AAA APPARTAMENTI CERCASI

un racconto di: Cristina (Xina) Veronese

Agitatrice culturale milanese dall’adolescenza. Co-fondatrice del Virus, luogo storico del movimento Punx degli anni ’80. Dal 1990 partecipa alla nascita di Pergola Tribe dove si occupa della direzione artistica. Nel 2007 crea lo spazio Tantrika dedicato al DiY e dove si esibiscono street artist milanesi. Attualmente madre atipica e owner del Tantrika shop.

La signora Rita ci aveva passato la vita in quei 60 mq.
Calpestabili, come le faceva notare il ragazzo dell’agenzia, che a venderli ne venivano fuori di più.
“Meglio per lei sciura” aveva ammiccato con quella faccia di gomma.
Un bravo fioeu, niente da dire. Lo aveva fatto accomodare in salotto per un caffè con i fiocchi.

“Seduto, bollente, per niente, così diciamo noi” e aveva tirato fuori le tazzine di Capodimonte.

Un po’ si era innervosita per la scampanellata insistente a metà mattina, quando proprio non si aspetta nessuno.
“Siamo alla ricerca di metrature come la sua. La gente ci martella, vogliono tutti venire qua all’Isola”.
E il visetto delicato, con la pelle di quel mix di panna e rosa pastello che si raggiunge solo con le levigature del tempo, si apriva di stupore.

“Caro bel giuvinot, e pensare che in queste stradine gli sciuri facevano fatica a venire. Sui giornali lo chiamavano il covo degli zanza. Che poi a vivere qui non sembrava così strano, nel dopoguerra ognuno si arrangiava come poteva”.
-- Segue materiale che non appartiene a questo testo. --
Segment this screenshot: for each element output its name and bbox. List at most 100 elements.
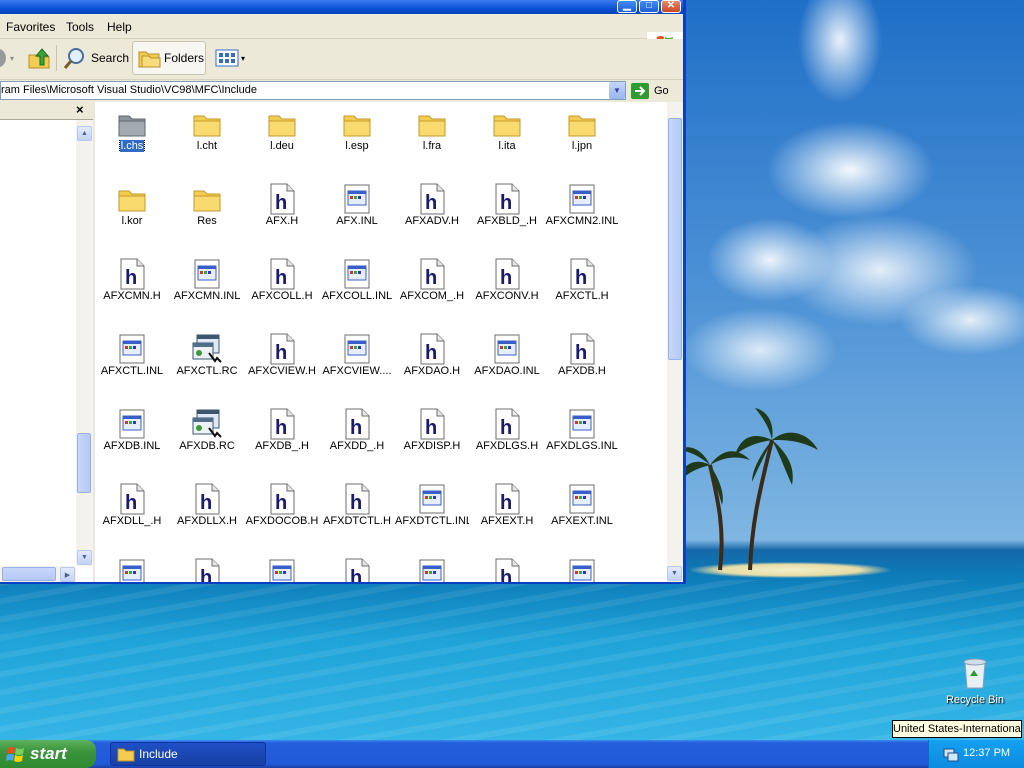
folder-item[interactable]: Res	[170, 177, 244, 249]
minimize-button[interactable]: ▁	[617, 0, 637, 13]
file-item[interactable]: h AFXDB_.H	[245, 402, 319, 474]
scroll-down-arrow-icon[interactable]: ▼	[77, 550, 92, 565]
file-item[interactable]: h AFXDB.H	[545, 327, 619, 399]
file-item[interactable]: h AFXDAO.H	[395, 327, 469, 399]
file-item[interactable]: h	[170, 552, 244, 582]
file-list-scroll-thumb[interactable]	[668, 118, 682, 360]
file-item[interactable]: h	[320, 552, 394, 582]
file-name-text: AFXDLGS.INL	[546, 440, 618, 452]
file-item[interactable]: h AFXDTCTL.H	[320, 477, 394, 549]
folders-button[interactable]: Folders	[132, 41, 206, 75]
file-item[interactable]	[95, 552, 169, 582]
folder-item[interactable]: l.cht	[170, 102, 244, 174]
file-item[interactable]: h AFX.H	[245, 177, 319, 249]
folder-item[interactable]: l.fra	[395, 102, 469, 174]
folder-pane-scroll-thumb[interactable]	[77, 433, 91, 493]
file-item[interactable]: AFXDAO.INL	[470, 327, 544, 399]
network-icon[interactable]	[943, 746, 959, 762]
svg-text:h: h	[275, 192, 287, 214]
file-name-label: AFXDISP.H	[395, 440, 469, 452]
taskbar-item-include[interactable]: Include	[110, 742, 266, 766]
file-item[interactable]: h AFXDLGS.H	[470, 402, 544, 474]
file-name-text: AFXDB.RC	[179, 440, 235, 452]
file-item[interactable]: h AFXEXT.H	[470, 477, 544, 549]
file-item[interactable]: h AFXCTL.H	[545, 252, 619, 324]
file-item[interactable]: h AFXDOCOB.H	[245, 477, 319, 549]
up-folder-button[interactable]	[26, 41, 52, 75]
file-item[interactable]: h AFXDISP.H	[395, 402, 469, 474]
inline-file-icon	[341, 258, 373, 290]
recycle-bin-shortcut[interactable]: Recycle Bin	[940, 656, 1010, 706]
address-input[interactable]: ram Files\Microsoft Visual Studio\VC98\M…	[0, 81, 626, 100]
start-button[interactable]: start	[0, 740, 96, 768]
file-item[interactable]: AFXCVIEW....	[320, 327, 394, 399]
folder-tree-pane[interactable]: × ▲ ▼ ▶	[0, 102, 93, 582]
menu-bar: Favorites Tools Help	[0, 16, 683, 54]
folder-item[interactable]: l.deu	[245, 102, 319, 174]
file-item[interactable]	[545, 552, 619, 582]
scroll-up-arrow-icon[interactable]: ▲	[77, 126, 92, 141]
menu-help[interactable]: Help	[107, 20, 132, 34]
file-item[interactable]: h AFXDLL_.H	[95, 477, 169, 549]
file-item[interactable]	[245, 552, 319, 582]
file-item[interactable]: AFXCTL.RC	[170, 327, 244, 399]
file-name-label: AFXCMN.INL	[170, 290, 244, 302]
file-item[interactable]: h AFXADV.H	[395, 177, 469, 249]
file-name-label: AFXCONV.H	[470, 290, 544, 302]
file-item[interactable]: h AFXCONV.H	[470, 252, 544, 324]
folder-icon	[116, 108, 148, 140]
clock[interactable]: 12:37 PM	[963, 747, 1010, 759]
close-window-button[interactable]: ✕	[661, 0, 681, 13]
file-item[interactable]: h AFXCMN.H	[95, 252, 169, 324]
folder-pane-horizontal-scrollbar[interactable]: ▶	[0, 566, 76, 582]
file-list-vertical-scrollbar[interactable]: ▲ ▼	[667, 102, 683, 582]
folder-pane-vertical-scrollbar[interactable]: ▲ ▼	[76, 120, 93, 566]
file-item[interactable]: h AFXDLLX.H	[170, 477, 244, 549]
header-file-icon: h	[416, 258, 448, 290]
file-item[interactable]: AFXDB.RC	[170, 402, 244, 474]
folder-item[interactable]: l.kor	[95, 177, 169, 249]
views-button[interactable]: ▾	[214, 41, 245, 75]
back-dropdown-icon[interactable]: ▾	[10, 54, 14, 63]
folder-pane-hscroll-thumb[interactable]	[2, 567, 56, 581]
menu-favorites[interactable]: Favorites	[6, 20, 55, 34]
file-item[interactable]: AFXCTL.INL	[95, 327, 169, 399]
maximize-button[interactable]: □	[639, 0, 659, 13]
svg-text:h: h	[575, 342, 587, 364]
go-button[interactable]: Go	[630, 82, 669, 100]
file-name-label: AFXCMN2.INL	[545, 215, 619, 227]
folder-item[interactable]: l.chs	[95, 102, 169, 174]
back-button[interactable]: ▾	[0, 41, 14, 75]
scroll-right-arrow-icon[interactable]: ▶	[60, 567, 75, 582]
file-item[interactable]: AFXCMN2.INL	[545, 177, 619, 249]
file-name-label: AFXCOLL.INL	[320, 290, 394, 302]
file-scroll-down-arrow-icon[interactable]: ▼	[667, 566, 682, 581]
folder-item[interactable]: l.jpn	[545, 102, 619, 174]
search-button[interactable]: Search	[62, 41, 129, 75]
folder-item[interactable]: l.esp	[320, 102, 394, 174]
palm-trees	[680, 408, 818, 571]
menu-tools[interactable]: Tools	[66, 20, 94, 34]
address-dropdown-button[interactable]: ▼	[609, 82, 625, 99]
folder-item[interactable]: l.ita	[470, 102, 544, 174]
file-name-label: AFXEXT.INL	[545, 515, 619, 527]
file-item[interactable]: AFXDTCTL.INL	[395, 477, 469, 549]
file-item[interactable]: AFXDB.INL	[95, 402, 169, 474]
close-pane-icon[interactable]: ×	[76, 102, 84, 117]
file-item[interactable]: AFXEXT.INL	[545, 477, 619, 549]
file-item[interactable]: h AFXBLD_.H	[470, 177, 544, 249]
file-item[interactable]: h AFXDD_.H	[320, 402, 394, 474]
file-list-view[interactable]: l.chs l.cht l.deu l.esp l.fra l.ita l.jpn l.kor…	[95, 102, 667, 582]
file-item[interactable]	[395, 552, 469, 582]
file-item[interactable]: h AFXCOM_.H	[395, 252, 469, 324]
file-item[interactable]: h	[470, 552, 544, 582]
file-item[interactable]: h AFXCVIEW.H	[245, 327, 319, 399]
file-item[interactable]: AFXCOLL.INL	[320, 252, 394, 324]
title-bar[interactable]: ▁ □ ✕	[0, 0, 683, 14]
file-item[interactable]: AFX.INL	[320, 177, 394, 249]
file-name-text: AFXDLLX.H	[177, 515, 237, 527]
file-item[interactable]: h AFXCOLL.H	[245, 252, 319, 324]
file-item[interactable]: AFXDLGS.INL	[545, 402, 619, 474]
file-item[interactable]: AFXCMN.INL	[170, 252, 244, 324]
file-name-label: AFXCTL.INL	[95, 365, 169, 377]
Così era iniziato il tira e molla. Lui era stato bravo e sarebbe arrivato lontano, pensava la Rita. E ne aveva bisogno perché le dava l’idea di essere un po’ al verde. Se ne accorgeva dai completi che indossava, dal taglio e dalla stoffa. Era stata sarta: prima in casa poi in una tintoria in Farini e poi ancora in casa. Dalla morte del marito aveva smesso. La pensione bastava a far quelle semplici poche cose che scandivano il suo vivere.

“Sai ho chiamato mia sorella” È il primo passo da fare per arrivare a pensare di abbandonare tutto. “Le ho detto: Uè guarda che vengo lì se non ti dò fastidio”.

E così era cresciuta l’idea.
Vendere la casa. Chiudere la porta e tornare nella campagna pavese.

“Qui del resto che cosa fa? Quel po’ di famiglia che le resta è tutta lì”, non lo faceva apposta ma era tagliente quel ragazzo. La metteva alle strette con quelle frasi veloci, così veloci che alle volte non riusciva neanche a seguirlo.
Cosa ne sapeva lui dei giorni passati avanti e indietro per quelle ringhiere e per quelle scale e in quel cortile e in quelle strade.

Lui usava un modo per definire tutto questo: Vintage. Sì, proprio come le borse e le giacche che vendevano nel negozio di fronte alla ferrovia. Un modo raffinato per definire quel mondo che per lei, con i suoi settantotto anni, era stato anche moderno un tempo.
Provava a raccontargli qualche storia, quando saliva per il caffè, ma lui la seguiva per pochi minuti. Poi tornava a parlare fitto fitto. Di soldi. Mutui. Scartoffie da firmare.
Ma sì. Forse era meglio andarsene, La zona era diversa oramai. Quando camminava e tirava su la testa tutto quel bagliore di specchi e metalli le dava il capogiro.